Faced with the need to generate ever-greater insight and end-user value, some of the world’s most innovative companies — Google, Facebook, Twitter, Adobe and American Express among them — have turned to graph technologies to tackle the complexity at the heart of their data.
To understand how graphs address data complexity, we need first to understand the nature of the complexity itself. In practical terms, data gets more complex as it gets bigger, more semi-structured, and more densely connected.
We all know about big data. The volume of net new data being created each year is growing exponentially — a trend that is set to continue for the foreseeable future. But increased volume isn’t the only force we have to contend with today: On top of this staggering growth in the volume of data, we are also seeing an increase in both the amount of semi-structure and the degree of connectedness present in that data.

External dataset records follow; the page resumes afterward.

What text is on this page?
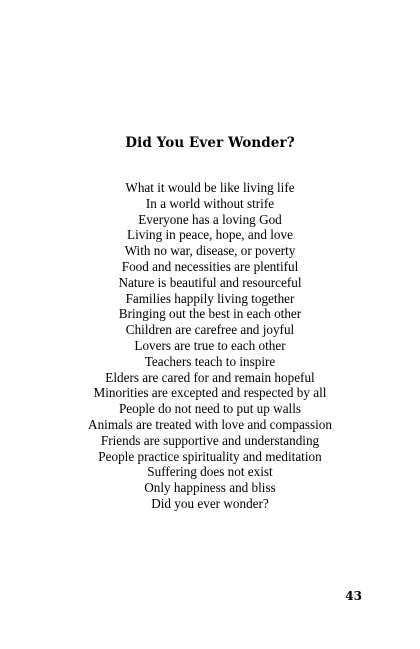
Did You Ever Wonder?
What it would be like living life
In a world without strife
Everyone has a loving God
Living in peace, hope, and love
With no war, disease, or poverty
Food and necessities are plentiful
Nature is beautiful and resourceful
Families happily living together
Bringing out the best in each other
Children are carefree and joyful
Lovers are true to each other
Teachers teach to inspire
Elders are cared for and remain hopeful
Minorities are excepted and respected by all
People do not need to put up walls
Animals are treated with love and compassion
Friends are supportive and understanding
People practice spirituality and meditation
Suffering does not exist
Only happiness and bliss
Did you ever wonder?
43
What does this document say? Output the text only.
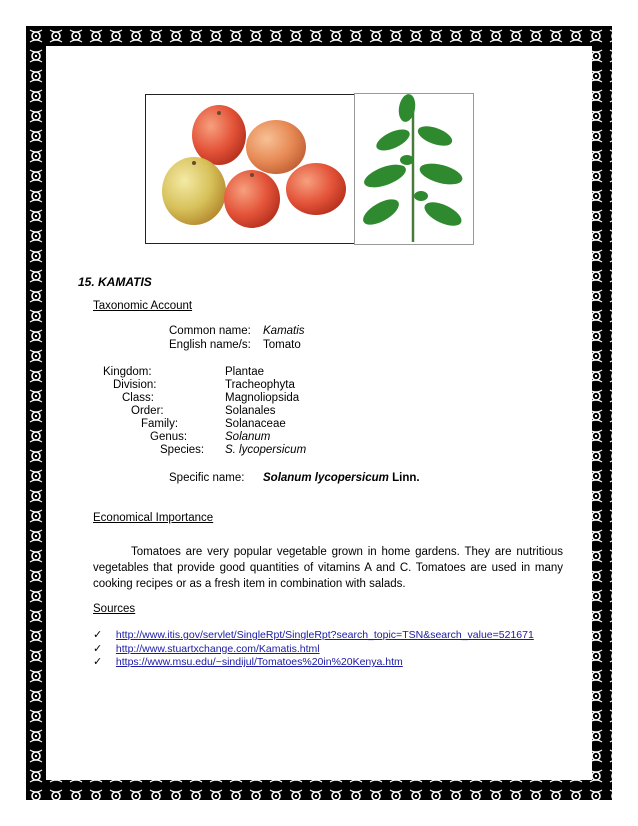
15. KAMATIS
Taxonomic Account
Common name: Kamatis
English name/s: Tomato
Kingdom:	Plantae
Division:	Tracheophyta
Class:	Magnoliopsida
Order:	Solanales
Family:	Solanaceae
Genus:	Solanum
Species: S. lycopersicum
Specific name: Solanum lycopersicum Linn.
Economical Importance
Tomatoes are very popular vegetable grown in home gardens. They are nutritious vegetables that provide good quantities of vitamins A and C. Tomatoes are used in many cooking recipes or as a fresh item in combination with salads.
Sources
✓ http://www.itis.gov/servlet/SingleRpt/SingleRpt?search_topic=TSN&search_value=521671
✓ http://www.stuartxchange.com/Kamatis.html
✓ https://www.msu.edu/~sindijul/Tomatoes%20in%20Kenya.htm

Semi-structured data is messy data: data that doesn’t fit into a uniform, one-size-fits-all, rigid relational schema. It is characterized by the presence of sparse tables and lots of null checking logic — all of it necessary to produce a solution that is fast enough and flexible enough to deal with the vagaries of real world data.
Increased semi-structure, then, is another force with which we have to contend, besides increased data volume. As data volumes grow, we trade insight for uniformity; the more data we gather about a group of entities, the more that data is likely to be semi-structured.

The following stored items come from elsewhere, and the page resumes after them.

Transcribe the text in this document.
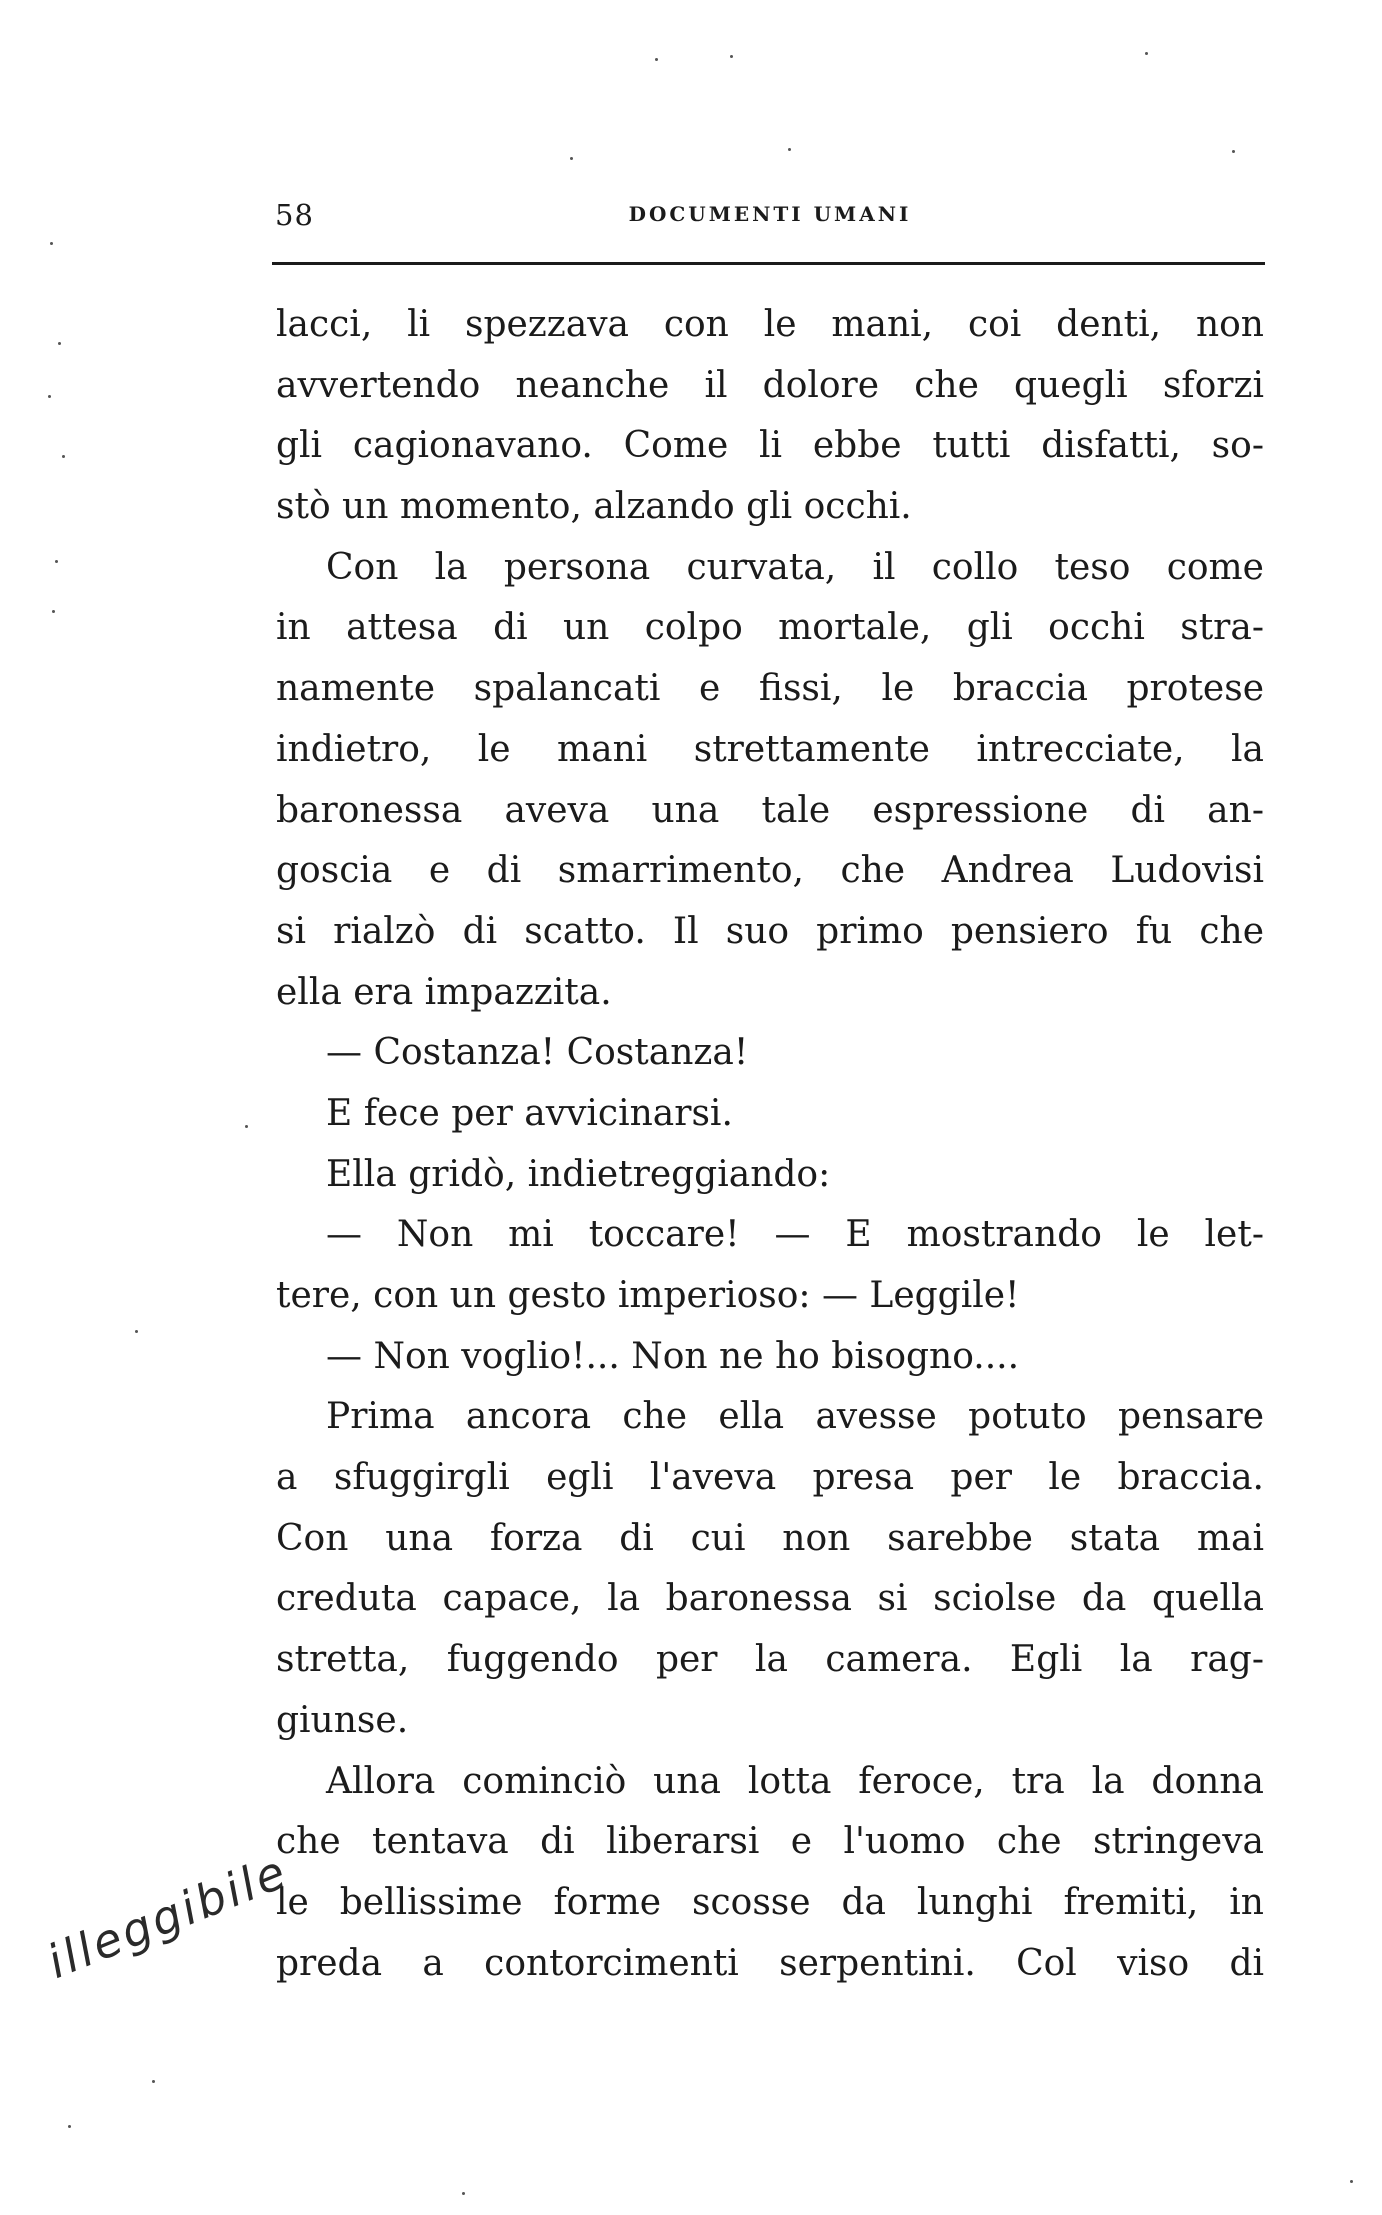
58	DOCUMENTI UMANI
lacci, li spezzava con le mani, coi denti, non
avvertendo neanche il dolore che quegli sforzi
gli cagionavano. Come li ebbe tutti disfatti, so-
stò un momento, alzando gli occhi.
Con la persona curvata, il collo teso come
in attesa di un colpo mortale, gli occhi stra-
namente spalancati e fissi, le braccia protese
indietro, le mani strettamente intrecciate, la
baronessa aveva una tale espressione di an-
goscia e di smarrimento, che Andrea Ludovisi
si rialzò di scatto. Il suo primo pensiero fu che
ella era impazzita.
— Costanza! Costanza!
E fece per avvicinarsi.
Ella gridò, indietreggiando:
— Non mi toccare! — E mostrando le let-
tere, con un gesto imperioso: — Leggile!
— Non voglio!... Non ne ho bisogno....
Prima ancora che ella avesse potuto pensare
a sfuggirgli egli l'aveva presa per le braccia.
Con una forza di cui non sarebbe stata mai
creduta capace, la baronessa si sciolse da quella
stretta, fuggendo per la camera. Egli la rag-
giunse.
Allora cominciò una lotta feroce, tra la donna
che tentava di liberarsi e l'uomo che stringeva
le bellissime forme scosse da lunghi fremiti, in
preda a contorcimenti serpentini. Col viso di
illeggibile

But insight and end-user value do not simply result from ramping up volume and variation in our data. Many of the more important questions we want to ask of our data require us to understand how things are connected. Insight depends on us understanding the relationships between entities — and often, the quality of those relationships.
Here are some examples, taken from different domains, of the kinds of important questions we ask of our data:
- Which friends and colleagues do we have in common?
- What’s the quickest route between two stations on the metro?
- What do you recommend I buy based on my previous purchases?
- Which products, services and subscriptions do I have permission to access and modify? Conversely, given this particular subscription, who can modify or cancel it?
- What’s the most efficient means of delivering a parcel from A to B?
- Who has been fraudulently claiming benefits?
- Who owns all the debt? Who is most at risk of poisoning the financial markets?
To answer each of these questions, we need to understand how the entities in our domain are connected. In other words, these are graph problems.
Why are these graph problems? Because graphs are the best abstraction we have for modeling and querying connectedness. Moreover, the malleability of the graph structure makes it ideal for creating high-fidelity representations of a semi-structured domain. Traditionally relegated to the more obscure applications of computer science, graph data models are today proving to be a powerful way of modeling and interrogating a wide range of common use cases. Put simply, graphs are everywhere.